Проснулся на рассвете. Белел иней. Я промерз, зуб на зуб не попадал. Меня лихорадило. Пощупал лоб, был жар. Я встал, насобирал и притащил веток, разжег костер. Потом открыл консервы, выгреб ломтики рыбы в томатном соусе и освободил банку. Выпил остаток водки. Наскреб снега и в жестянке вскипятил воду, насыпал заварку. Голову раскалывало. Порывшись в сумке, нашел анальгин и разжевал две таблетки, запил чаем. От горячей жести вскочили на губах волдыри. Горечь во рту от лекарства не исчезла, я откусил сахарку и еще раз хлебнул чая. Потом отставил банку и лег на спину.

Мне хотелось медленно уйти, исчезнуть, теперь уже без надрыва, без волевых усилий. Лежать без движения и растаять, как снег, как плод, упавший на землю, разлагается постепенно и рассасывается землей. Теперь я смерти не боялся, боялся ее, когда был далек от нее, теперь я точно знал, что не был счастлив до этого потому, что жил во мне страх, да, да, страх, страх смерти, теперь я чувствовал ее дыхание, это было не так страшно и даже притягательно. Я закрыл глаза и как будто заснул, хотя помнил, что пытался встать и идти…

Когда очнулся, была ночь. Как будто выли волки, хотя вряд ли здесь могли быть волки. Бродили лешие. Подмигивали черти. Потом наступила тишина, стало спокойно. Я увидел солнце из-за сосен и елей. Засверкали стволы берез. Снова забылся.

И явилась пустыня. Нить каравана вдали. Жаркие пери юга, дщери пустыни. Я лежал на циновке, высунувшись из глинобитной кибитки, на окраине города, взбирающегося на склон горы, у подола пустыни. И пустыня была моей женой, и я лежал у подола ее юбки. Я пил из глиняного кувшина воду, меня мучила жажда, я не мог напиться. Вода пролилась на песок, и у носа прекрасно пахло землей. Я нюхал и целовал землю и не мог насытиться. «Прекрати целовать подол моей юбки!» — говорила она. Я лежал на сквозняке. На стене, в ногах, чуть выше земляного пола, была пробита большая дыра, и оттуда дул суховей пустыни, охлаждаясь от побрызганной водой земли. На полу лежала полусгнившая циновка, а на циновке пиала с ломтем сухой лепешки.

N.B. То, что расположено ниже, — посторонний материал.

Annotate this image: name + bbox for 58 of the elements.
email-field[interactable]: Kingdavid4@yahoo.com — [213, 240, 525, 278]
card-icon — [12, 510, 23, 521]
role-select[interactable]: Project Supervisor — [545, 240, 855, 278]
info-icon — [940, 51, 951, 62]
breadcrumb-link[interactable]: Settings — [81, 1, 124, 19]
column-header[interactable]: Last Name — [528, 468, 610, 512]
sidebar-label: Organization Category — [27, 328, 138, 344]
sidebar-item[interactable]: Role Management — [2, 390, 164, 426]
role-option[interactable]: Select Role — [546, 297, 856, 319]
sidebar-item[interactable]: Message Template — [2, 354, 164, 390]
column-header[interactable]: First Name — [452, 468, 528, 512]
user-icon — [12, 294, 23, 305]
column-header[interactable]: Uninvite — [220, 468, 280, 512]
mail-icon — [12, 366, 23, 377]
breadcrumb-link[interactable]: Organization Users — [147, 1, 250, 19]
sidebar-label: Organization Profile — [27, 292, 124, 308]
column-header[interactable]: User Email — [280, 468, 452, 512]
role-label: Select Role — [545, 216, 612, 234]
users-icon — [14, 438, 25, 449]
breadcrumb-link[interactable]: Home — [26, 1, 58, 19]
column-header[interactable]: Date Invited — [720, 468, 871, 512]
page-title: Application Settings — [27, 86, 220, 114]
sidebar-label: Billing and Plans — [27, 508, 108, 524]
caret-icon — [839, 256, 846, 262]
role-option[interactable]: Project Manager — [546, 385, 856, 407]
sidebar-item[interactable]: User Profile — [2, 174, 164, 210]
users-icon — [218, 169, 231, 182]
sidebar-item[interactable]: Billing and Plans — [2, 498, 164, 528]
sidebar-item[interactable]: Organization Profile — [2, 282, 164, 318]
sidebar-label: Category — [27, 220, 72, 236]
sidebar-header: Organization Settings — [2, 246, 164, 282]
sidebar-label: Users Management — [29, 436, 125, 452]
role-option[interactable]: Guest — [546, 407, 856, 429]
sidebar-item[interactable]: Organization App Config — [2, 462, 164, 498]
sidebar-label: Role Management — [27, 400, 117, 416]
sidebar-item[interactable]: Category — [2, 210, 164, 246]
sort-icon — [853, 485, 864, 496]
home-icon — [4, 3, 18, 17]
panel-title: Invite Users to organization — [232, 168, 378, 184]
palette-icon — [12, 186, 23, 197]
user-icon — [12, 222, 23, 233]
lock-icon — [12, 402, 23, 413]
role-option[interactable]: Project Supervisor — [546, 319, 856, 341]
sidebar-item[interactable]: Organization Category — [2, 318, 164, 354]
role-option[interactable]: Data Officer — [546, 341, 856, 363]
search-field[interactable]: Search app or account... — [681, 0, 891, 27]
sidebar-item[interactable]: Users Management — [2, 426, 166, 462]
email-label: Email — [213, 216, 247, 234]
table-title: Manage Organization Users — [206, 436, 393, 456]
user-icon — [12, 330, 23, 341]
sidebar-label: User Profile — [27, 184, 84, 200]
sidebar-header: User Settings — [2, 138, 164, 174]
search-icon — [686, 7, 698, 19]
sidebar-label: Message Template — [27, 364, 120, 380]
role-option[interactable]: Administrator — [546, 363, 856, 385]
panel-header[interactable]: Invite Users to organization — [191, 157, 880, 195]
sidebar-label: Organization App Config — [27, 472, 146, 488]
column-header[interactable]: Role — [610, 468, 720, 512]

В дыру, шипя, вползала большая белая змея. «Я — женщина, я ищу черную змею!» — сказала она. «Я не черная змея», — сказал я. В дыру вползала черная змея: «Я ищу белую змею». «Белая змея там!» — указал я. Они встретились, поднялись на полроста, потерлись друг о друга грудью, поиграли язычками, и, милуясь, забыли про меня. «Я не черная змея, — рассудил я. — Кто же тогда черная змея?»

Я лежал, обняв землю. Вся моя усталость, беды, уходили, как вода в песок. Солнце поднялось высоко и повисло над головой, как дамоклов меч, тени втянулись под стену и стали подниматься вверх. Лучи, пронзив макушку, варили мозги. Я увидел вдали белоснежную шапку гор, а внизу, на склоне холма, дрожащий в мареве город. Я повернулся на другой бок и увидел безбрежную коричневую ровную пустыню. И там на горизонте появился мираж. То, что виделось мне там, воздух сфотографировал в несуществующих странах и спроецировал здесь для меня на экране пустыни. Волшебные камеры сняли прошлое и будущее и показали мне.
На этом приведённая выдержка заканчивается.